The oldest active nuclear power plant in the US, Oyster Creek, will be closing down in October, more than a year ahead of schedule.
The company says it is becoming too costly to operate the plant amid low power prices. In a release announcing the early shutdown, Exelon said the new timetable will help it “better manage resources as fuel and maintenance costs continue to rise amid historically low power prices.”
Bryan Hanson, Exelon’s president and chief nuclear officer, said the company will offer jobs to all 500 Oyster Creek workers elsewhere in the company.
Oyster Creek first went online on December 1st, 1969. The same day as Nine Mile Point nuclear power plant in New York. However, Oyster Creek was granted a license first which makes it the oldest in the country.
Environmentalists have long faulted the warmer-than-normal water that exits from the Oyster Creek plant with harming or killing marine life in the Barnegat Bay. However, the company says it has taken many costly steps to protect the environment and operate the plant safely.
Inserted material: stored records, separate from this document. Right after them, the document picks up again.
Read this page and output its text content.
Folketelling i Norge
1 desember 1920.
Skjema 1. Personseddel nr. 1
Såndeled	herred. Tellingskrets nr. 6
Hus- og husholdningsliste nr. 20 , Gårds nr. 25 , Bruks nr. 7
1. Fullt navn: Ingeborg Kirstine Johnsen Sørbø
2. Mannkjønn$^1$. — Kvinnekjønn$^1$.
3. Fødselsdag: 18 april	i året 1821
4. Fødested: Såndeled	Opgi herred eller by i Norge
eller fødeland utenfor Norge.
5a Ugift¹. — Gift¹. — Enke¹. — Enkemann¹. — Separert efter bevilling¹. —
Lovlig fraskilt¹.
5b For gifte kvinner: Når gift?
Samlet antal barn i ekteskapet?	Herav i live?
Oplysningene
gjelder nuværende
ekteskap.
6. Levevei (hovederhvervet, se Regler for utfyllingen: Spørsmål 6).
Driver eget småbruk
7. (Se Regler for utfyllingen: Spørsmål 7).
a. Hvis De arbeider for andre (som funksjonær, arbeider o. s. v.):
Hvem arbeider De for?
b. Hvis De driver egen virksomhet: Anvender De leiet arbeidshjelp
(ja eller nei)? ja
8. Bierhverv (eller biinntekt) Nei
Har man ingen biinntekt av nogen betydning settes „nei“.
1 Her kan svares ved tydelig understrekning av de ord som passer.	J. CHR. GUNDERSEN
“It should have closed a long time ago,” said Jeff Tittel, director of the New Jersey Sierra Club. “This is the oldest nuclear plant in the country and it’s falling apart. It leaks radioactive tritium, has problems with storage, and erosion with containment vessels, among other issues. This plant was a disaster waiting to happen, so it’s vital for our coast that it’s closing early. This plant is a dinosaur and it’s good that’s its going extinct.”